Were the Catholics to rise and invade the houses of parliament with drawn sabres? No. Such a thing would be impossible. Resort must be had to stratagem, a method to which holy men had often resorted in ancient times, as might be read in the sacred pages of the Old Testament. But, unlike the warriors of Israel, the modern Christian soldier fought less with the sword than with that much more powerful medium known as gunpowder. It had already been the principal agent of destruction in many great battles; let it be used in the strife between the oppressed English Catholics and the king with his parliament.
Before entering into details of the proposed attack, it would be well to consider that the end aimed at was not any private revenge or personal emolument.[137] The sole object was to suppress a most unjust and barbarous persecution by the only expedient which offered the least prospect of success. There could be no doubt as to its being lawful, since God had given to every man the right of repelling force by force. If Digby should consider the scheme cruel, let him contrast it with the cruelties exercised during so many years against the English Catholics; let him calculate the number of innocent martyrs who had been butchered by the public executioner, or had died from ill-treatment or torture in prisons; let him estimate the thousands who had been reduced by the penal laws against recusants, from wealth or competence, to poverty or beggary; and then let him judge whether the sudden destruction of the rulers who had been guilty of such fearful persecutions, and avowedly intended persecutions yet more atrocious, could be condemned on the charge of cruelty.
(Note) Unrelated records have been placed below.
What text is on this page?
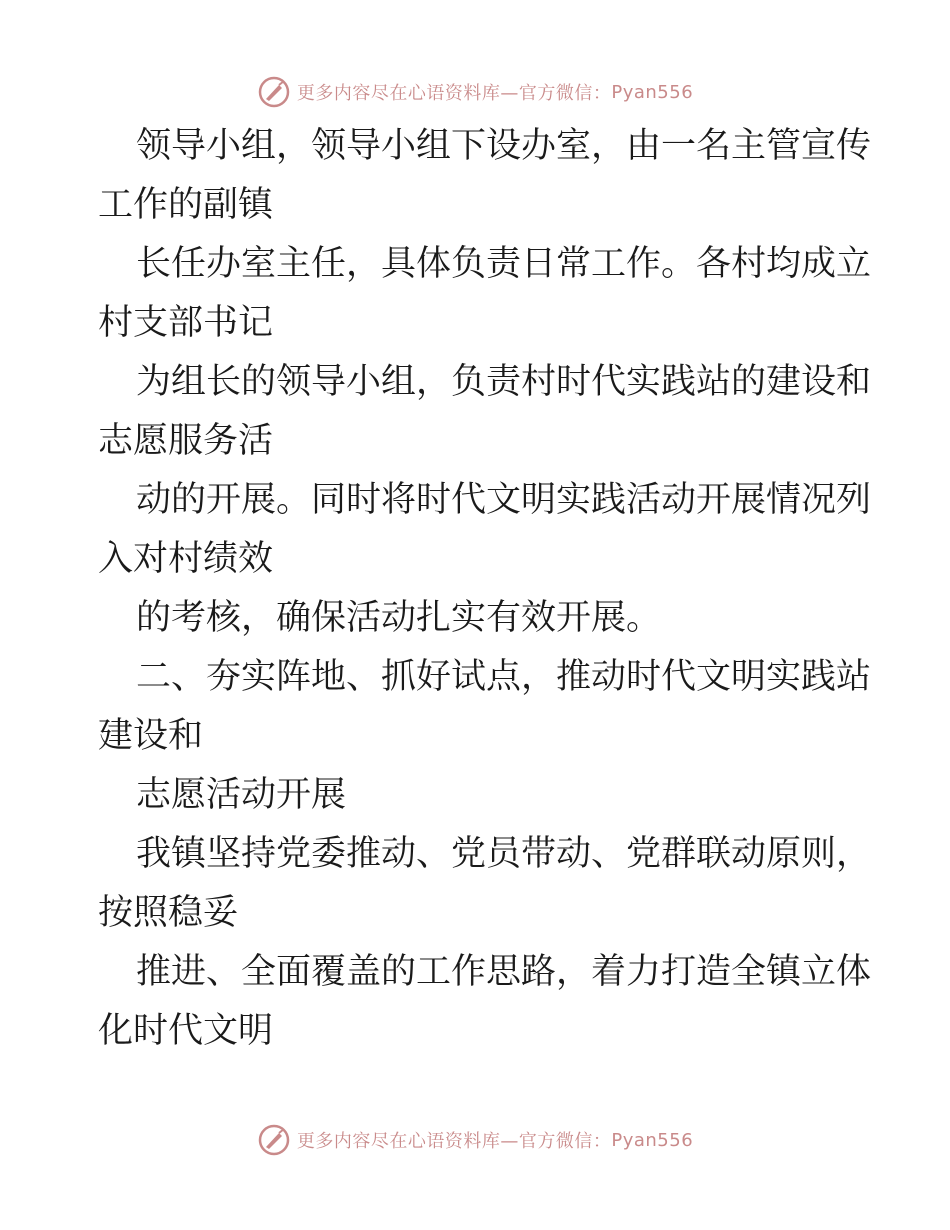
更多内容尽在心语资料库—官方微信： Pyan556

领导小组，领导小组下设办室，由一名主管宣传

工作的副镇

长任办室主任，具体负责日常工作。各村均成立

村支部书记

为组长的领导小组，负责村时代实践站的建设和

志愿服务活

动的开展。同时将时代文明实践活动开展情况列

入对村绩效

的考核，确保活动扎实有效开展。

二、夯实阵地、抓好试点，推动时代文明实践站

建设和

志愿活动开展

我镇坚持党委推动、党员带动、党群联动原则，

按照稳妥

推进、全面覆盖的工作思路，着力打造全镇立体

化时代文明

更多内容尽在心语资料库—官方微信： Pyan556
Nay, more; unless a decisive blow were delivered very shortly, something like a massacre of Catholics might be expected, and,[138] “Mr Catesby tould him that the papistes throate should have been cutte.”
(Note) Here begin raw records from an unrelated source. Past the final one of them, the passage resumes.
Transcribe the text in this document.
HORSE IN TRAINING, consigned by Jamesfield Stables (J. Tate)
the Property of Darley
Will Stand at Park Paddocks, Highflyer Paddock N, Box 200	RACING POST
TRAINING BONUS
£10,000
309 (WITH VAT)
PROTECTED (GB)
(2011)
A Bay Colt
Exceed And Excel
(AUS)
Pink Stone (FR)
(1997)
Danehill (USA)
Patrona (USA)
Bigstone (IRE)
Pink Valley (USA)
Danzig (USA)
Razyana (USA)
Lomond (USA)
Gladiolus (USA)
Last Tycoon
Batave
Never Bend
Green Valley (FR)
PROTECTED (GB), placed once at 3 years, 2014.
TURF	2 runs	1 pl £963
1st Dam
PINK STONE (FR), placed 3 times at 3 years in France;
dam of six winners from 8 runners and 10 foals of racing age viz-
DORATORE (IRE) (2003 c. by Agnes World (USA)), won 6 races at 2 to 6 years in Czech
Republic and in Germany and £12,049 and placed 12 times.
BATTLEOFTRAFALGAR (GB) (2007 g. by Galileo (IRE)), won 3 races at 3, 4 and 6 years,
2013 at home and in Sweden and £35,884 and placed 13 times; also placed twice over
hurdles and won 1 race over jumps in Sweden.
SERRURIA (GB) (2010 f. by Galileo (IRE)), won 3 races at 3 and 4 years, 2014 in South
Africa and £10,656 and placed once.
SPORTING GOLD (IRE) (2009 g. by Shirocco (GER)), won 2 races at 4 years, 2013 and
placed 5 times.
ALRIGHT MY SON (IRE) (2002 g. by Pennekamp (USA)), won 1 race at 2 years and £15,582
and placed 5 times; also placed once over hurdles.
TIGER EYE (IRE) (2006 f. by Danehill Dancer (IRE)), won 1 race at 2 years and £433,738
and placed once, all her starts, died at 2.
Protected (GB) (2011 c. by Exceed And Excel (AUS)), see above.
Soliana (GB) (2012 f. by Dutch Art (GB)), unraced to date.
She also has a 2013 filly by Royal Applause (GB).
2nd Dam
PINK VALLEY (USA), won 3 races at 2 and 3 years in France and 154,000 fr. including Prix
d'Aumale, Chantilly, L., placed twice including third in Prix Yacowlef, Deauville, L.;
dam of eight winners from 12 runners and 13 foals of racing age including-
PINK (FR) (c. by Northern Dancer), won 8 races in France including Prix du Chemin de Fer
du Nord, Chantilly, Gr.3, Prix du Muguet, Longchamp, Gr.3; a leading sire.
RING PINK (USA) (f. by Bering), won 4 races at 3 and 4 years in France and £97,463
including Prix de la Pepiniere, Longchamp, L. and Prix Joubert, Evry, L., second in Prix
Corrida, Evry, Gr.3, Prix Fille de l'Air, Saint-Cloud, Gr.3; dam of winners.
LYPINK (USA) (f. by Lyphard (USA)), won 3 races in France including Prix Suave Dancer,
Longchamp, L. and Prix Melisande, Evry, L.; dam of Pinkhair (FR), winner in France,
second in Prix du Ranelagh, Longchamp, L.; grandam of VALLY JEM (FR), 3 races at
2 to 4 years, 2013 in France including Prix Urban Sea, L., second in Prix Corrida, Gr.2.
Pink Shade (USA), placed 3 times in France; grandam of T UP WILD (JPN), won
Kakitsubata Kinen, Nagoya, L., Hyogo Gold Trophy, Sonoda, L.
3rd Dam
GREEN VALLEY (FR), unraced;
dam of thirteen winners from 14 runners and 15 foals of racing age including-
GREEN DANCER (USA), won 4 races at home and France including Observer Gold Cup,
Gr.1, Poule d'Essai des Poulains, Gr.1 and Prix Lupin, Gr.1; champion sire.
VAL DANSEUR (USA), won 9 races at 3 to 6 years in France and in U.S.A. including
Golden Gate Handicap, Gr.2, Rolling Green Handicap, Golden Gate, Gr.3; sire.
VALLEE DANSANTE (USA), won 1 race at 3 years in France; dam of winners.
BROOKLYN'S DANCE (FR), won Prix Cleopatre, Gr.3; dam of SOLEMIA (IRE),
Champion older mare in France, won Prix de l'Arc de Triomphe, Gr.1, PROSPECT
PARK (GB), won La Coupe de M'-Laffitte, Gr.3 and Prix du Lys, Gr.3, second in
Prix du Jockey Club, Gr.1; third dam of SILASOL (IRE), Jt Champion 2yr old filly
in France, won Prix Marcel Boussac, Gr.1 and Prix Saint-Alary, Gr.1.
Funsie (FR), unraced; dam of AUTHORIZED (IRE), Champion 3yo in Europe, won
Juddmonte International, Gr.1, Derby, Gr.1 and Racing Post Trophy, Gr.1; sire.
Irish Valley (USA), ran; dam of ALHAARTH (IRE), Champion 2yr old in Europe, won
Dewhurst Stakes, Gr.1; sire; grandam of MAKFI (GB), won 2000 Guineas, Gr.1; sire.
Catesby would then tell his friend and companion, as they rode through the peaceful Midland scenery, with its horse-chestnuts and its beeches in their rich autumn colouring, on that September afternoon, how he must be a man, and nerve himself to hear the means which it was proposed to employ for carrying out the judgment of God upon their wicked oppressors.[139] Every Catholic peer was to be warned, or enticed from the House of Lords on a certain day, and then, by the sudden explosion of a large quantity of gunpowder, previously placed beneath the Houses of Parliament, the king and his councillors, his Lords and his Commons, were to be prevented from doing any further mischief in this world. As soon as the execution was over, the Catholics would[140] “seize upon the person of the young prince, if he were not in the Parliament House, which they much desired. But if he were,”in which case, of course, he would be dead, “then upon the young Duke Charles, who then should be the next heir, and him they would erect, and with him and by his authority, the Catholic religion. If that did also fail them, then had they a resolution to take the Lady Elizabeth, who was in the keeping of the Lord Harrington in Warwickshire; and so by one means or other, they would be certain to settle in the crown one of the true heirs of the same.”How loyal they were!